PEABODY — A new program at Peabody High School designed to increase participation and achievement in college-level Advanced Placement courses has worked beyond almost everyone's most optimistic expectations.
"Unbelievable. Just off the charts," is how John Smolenski, director of enrollment services at Mass Math and Science Initiative, described the results to a few hundred students gathered in the Peabody High auditorium yesterday morning.
The school has more than tripled the number of students enrolled in Advanced Placement courses and significantly boosted performance in the year since it was awarded a five-year grant worth at least $650,000 from the Boston-based Massachusetts Math and Science Initiative. The school says 378 students are enrolled in AP courses this year, up from 99 students in 2009, the year before the program was introduced. The number of students passing the college-level courses by scoring a 3 or better on a five-point scale has jumped from 66 last year to 134.
"They're talking about us and looking at us because we are the man!" Peabody Principal Ed Sapienza announced to cheers from the students.
"We're really very proud of all the people here," Peabody School Committee member Beverley Ann Griffin Dunne said in an interview. "Both students and staff have put in a lot of effort to have such significant success in such a short period of time."
Peabody is now beginning the second year of its grant, which pays for extra staff, training and supplies; covers portions of the cost to take the tests; and pays incentives to students and teachers for good results. Peabody is one of 46 schools across Massachusetts that participate in the program. Salem started this year.
The program is funded with a $30 million statewide grant from the National Math and Science Initiative. That organization, bankrolled by ExxonMobil, Bill and Melinda Gates, and others, has given six states money with the aim of reversing the widening gap in math and science between U.S. students and the rest of the world.
In its first three years, the program has increased AP enrollments in participating schools from about 4,000 in 2008 to nearly 9,000, according to figures compiled by the organization. Some schools stand out, however, said Morton Orlov, the president of the Massachusetts Math and Science Initiative.
"To be honest, did every school do what Peabody did? No," he said in an interview. "This (program) is not an experiment, we know this works with one huge provision. It works if people want it to work, if the teachers and students work hard to make it happen."
Orlov credited Sapienza specifically.
"He's been an incredible leader on this," Orlov said.
The program works in several ways. Schools expand access to AP courses by allowing open enrollment for students; even freshmen are eligible to take Advanced Placement courses. Teachers are given extensive training and support. Teachers and students meet for study sessions on three Saturdays for each course. Students are fed breakfast and lunch at the sessions and are entered to win prizes such as iPods and gift certificates. The grant also pays $13,000 per year for new school supplies and pays half of the $86 cost for a student to take an Advanced Placement test.
Lastly, the program pays incentives. Students receive $100 for each English, math or science AP exam on which they receive a score of 3 or better. That's $13,400 the program will dish out to Peabody students this year.

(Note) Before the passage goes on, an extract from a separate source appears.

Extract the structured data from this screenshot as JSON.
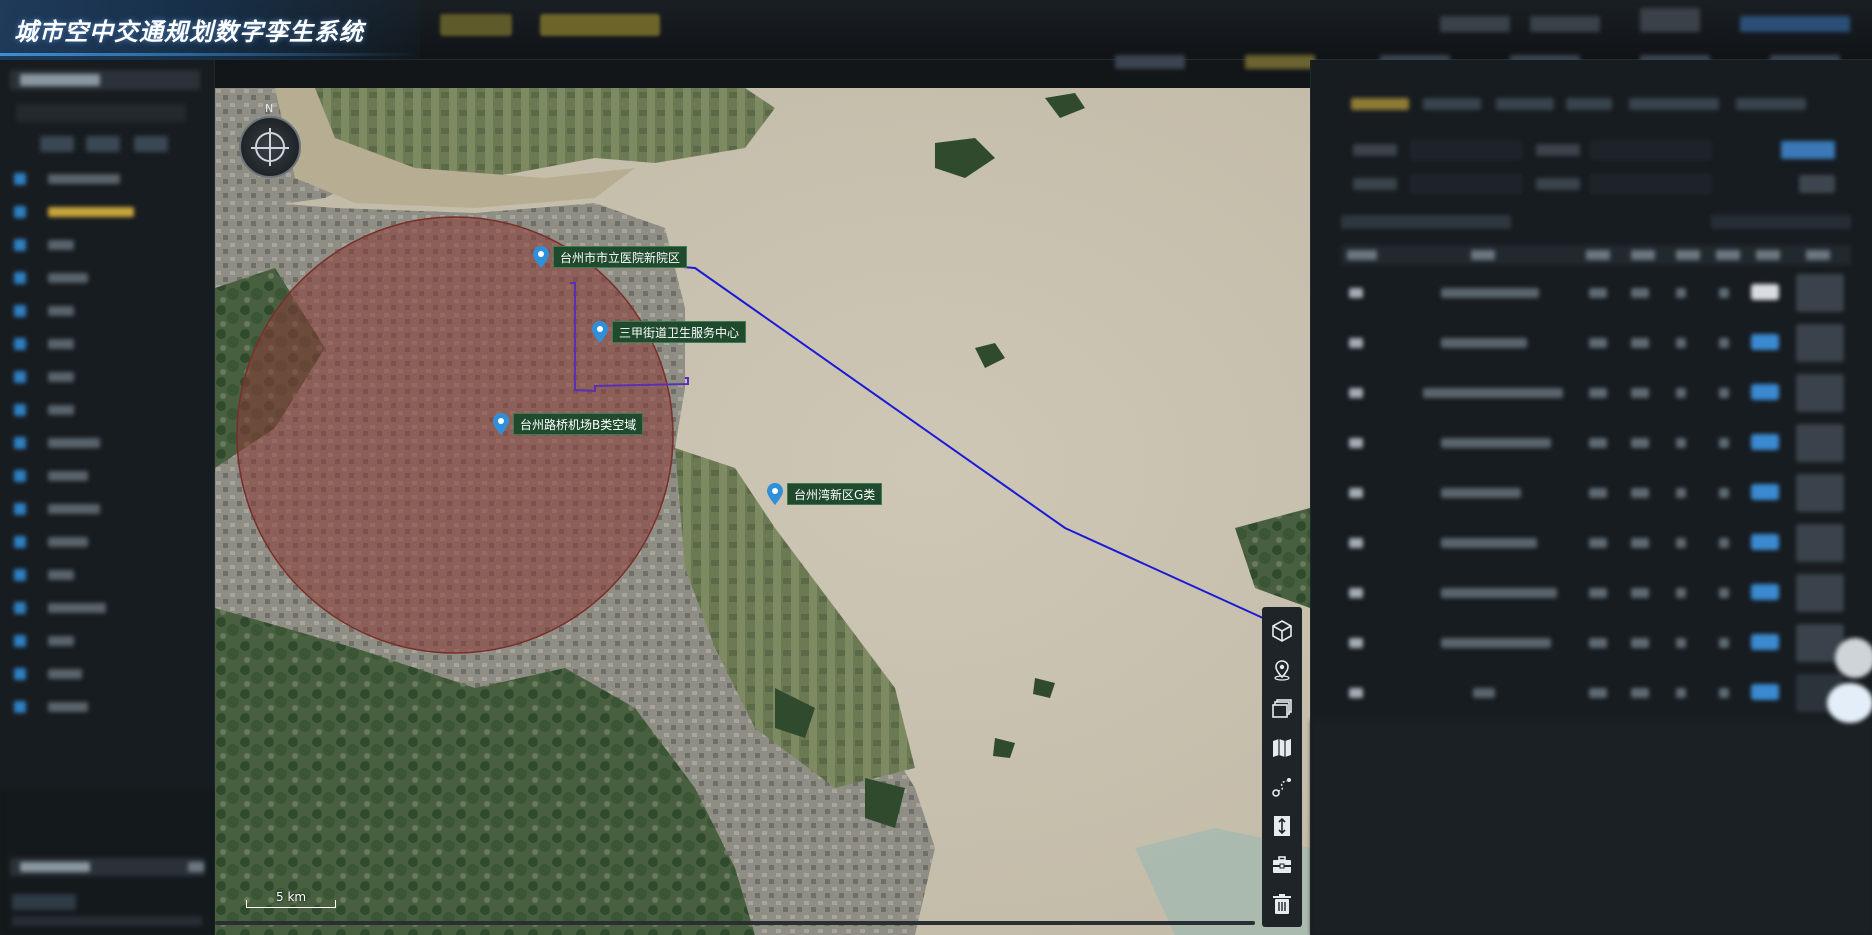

"We haven't cut the checks yet, but we're in the process of doing that in the next few weeks," said Smolenski, the enrollment director. "We're going to come down here with an armored truck."
Teachers also get paid for successful student outcomes — that part has caused controversy throughout the state among teachers and unions. AP teachers gets $100 for each of their students who scores a 3 or better on the exams, a $500 stipend, and may also receive up to an additional $3,000 based on several other factors. The Peabody Federation of Teachers fought against the payments, saying it's merit pay and not fair to teachers who teach special needs students or those who teach younger children and prepare them for success later on.
"An AP teacher is not the sole determining factor of how well students do; it's an accumulation of efforts of what they learn starting as far back as kindergarten," said Bruce Nelson, the president of the Peabody Federation of Teachers. "Were I an AP teacher, I'd be insulted that they think a few hundred bucks would make a difference in the effectiveness of my teaching. It's like a slap in the face."
The union had suggested at least six alternatives, such as pooling the money and splitting it among all teachers, or using it to fund student scholarships, but those ideas were rejected, Nelson said.
As a result, the Peabody teachers union will file a grievance to the superintendent when the teachers' payments are made, Nelson said. If that grievance is denied, he will take it to the School Committee, and if it is still denied, an arbitrator will get involved, he said.
Orlov calls the teacher payments "awards" and says they are given because years of data says it works.
While that battle is sorted out, nobody denies that the program seems to be working for the students. Some might be surprised at its resounding success. Not Sapienza.
"If you've hung around me awhile, you'd know I never went into a competition believing I wouldn't be successful," he said in an interview. "I'm confident in the kids. The talent has always been there, and this grant acts as a catalyst to bring it out."